商品損傷時の過重な補償改善を検討
政府は飲料輸送の取引環境改善に向け、近く関係省庁などで構成する研究会を立ち上げる。トラックで輸送する際に商品の飲料が損傷を受けた場合、運送事業者がメーカーから過重な補償を求められているとの指摘が根強いことから、状況の改善を検討するのが狙いだ。
政府が昨年12月に開催した「下請等中小企業の取引条件改善に関するワーキンググループ」で研究会の設置を報告した。
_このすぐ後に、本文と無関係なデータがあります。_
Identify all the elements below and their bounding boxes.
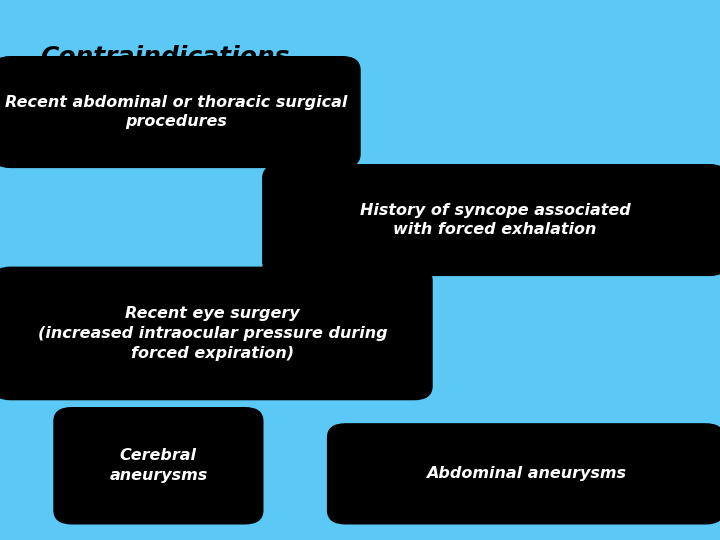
FancyBboxPatch shape xyxy=(328,424,720,524)
Text: Contraindications: Contraindications xyxy=(40,45,289,69)
Text: Recent abdominal or thoracic surgical
procedures: Recent abdominal or thoracic surgical pr… xyxy=(5,94,348,130)
Text: Recent eye surgery
(increased intraocular pressure during
forced expiration): Recent eye surgery (increased intraocula… xyxy=(37,306,387,361)
Text: Abdominal aneurysms: Abdominal aneurysms xyxy=(426,467,626,481)
FancyBboxPatch shape xyxy=(263,165,720,275)
FancyBboxPatch shape xyxy=(54,408,263,524)
FancyBboxPatch shape xyxy=(0,267,432,400)
Text: Cerebral
aneurysms: Cerebral aneurysms xyxy=(109,448,207,483)
Text: History of syncope associated
with forced exhalation: History of syncope associated with force… xyxy=(359,202,631,238)
FancyBboxPatch shape xyxy=(0,57,360,167)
研究会には農林水産、経済産業、国土交通の各省と公正取引委員会、飲料メーカー、運送事業者、法律家らが参加する方向で調整している。
商品を運んでいる時に急ブレーキで飲料を収めている段ボールに傷が付くなどした場合、運送事業者に過失がなくても補償を求められたり、傷んでいない商品についても補償対象とされたりするケースがある。
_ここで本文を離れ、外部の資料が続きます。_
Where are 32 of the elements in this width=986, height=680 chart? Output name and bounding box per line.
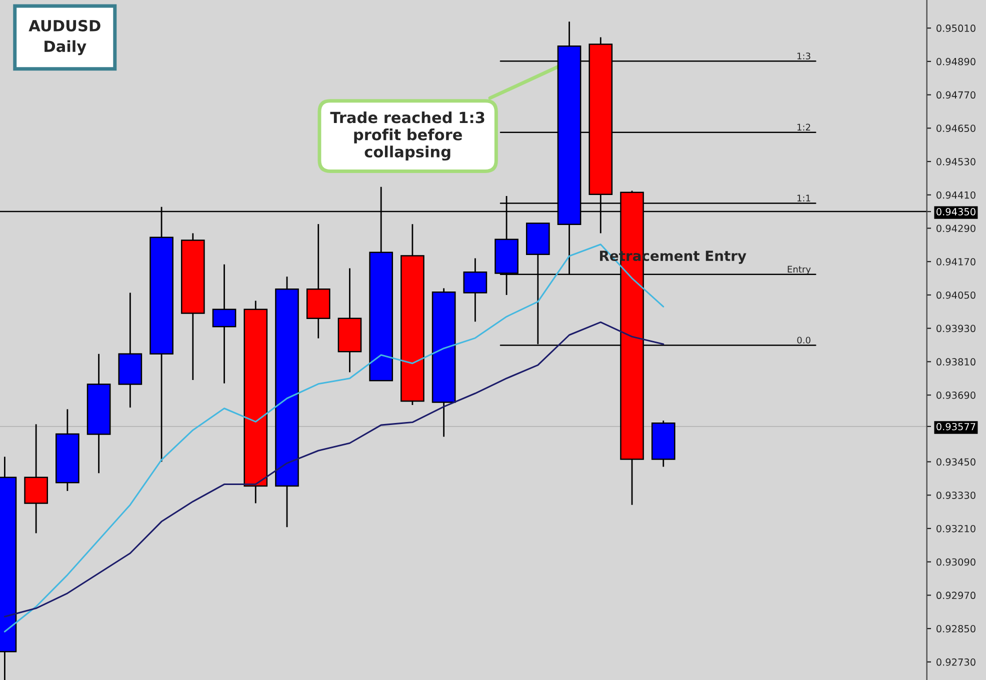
y-tick-label: 0.94410 [936,191,976,199]
y-tick-label: 0.93210 [936,524,976,532]
y-tick-label: 0.94290 [936,224,976,232]
y-tick-label: 0.93330 [936,492,976,499]
candlestick [212,264,236,384]
candlestick [463,258,488,322]
y-tick-label: 0.93577 [936,422,976,430]
y-tick-label: 0.94050 [936,291,976,299]
y-tick-label: 0.93810 [936,358,976,366]
y-tick-label: 0.93450 [936,458,976,466]
y-tick-label: 0.94170 [936,258,976,266]
text: Daily [44,40,86,56]
y-tick-label: 0.95010 [936,24,976,32]
y-tick-label: 0.92850 [936,625,976,632]
annotation: 0.0 [797,336,810,344]
annotation: Trade reached 1:3 profit before collapsing [330,111,484,161]
y-tick-label: 0.93930 [936,324,976,332]
y-tick-label: 0.94890 [936,58,976,66]
annotation: 1:3 [797,52,810,60]
y-tick-label: 0.92730 [936,658,976,666]
y-tick-label: 0.94770 [936,91,976,99]
annotation: Entry [788,266,811,274]
annotation: 1:2 [797,124,810,130]
y-tick-label: 0.93690 [936,392,976,399]
y-tick-label: 0.94530 [936,158,976,166]
line-series [4,321,664,618]
y-tick-label: 0.94650 [936,124,976,132]
annotation: 1:1 [797,194,810,202]
y-tick-label: 0.94350 [936,208,976,216]
y-tick-label: 0.92970 [936,592,976,600]
text: AUDUSD [28,20,100,32]
y-tick-label: 0.93090 [936,558,976,566]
一方、メーカーサイドも輸送事故で商品がダメージを受けたと判断する客観的な基準の有無が分かれているといった課題を抱えているほか、損傷を受けた部分の周辺にある商品も炭酸漏れなど品質が損なわれている可能性を考慮し、やむなく廃棄を強いられている側面もある。
研究会では運送事業者、メーカー双方の事情と立場を考慮し、法的な観点も重視して適正な補償の在り方などを探る見通しだ。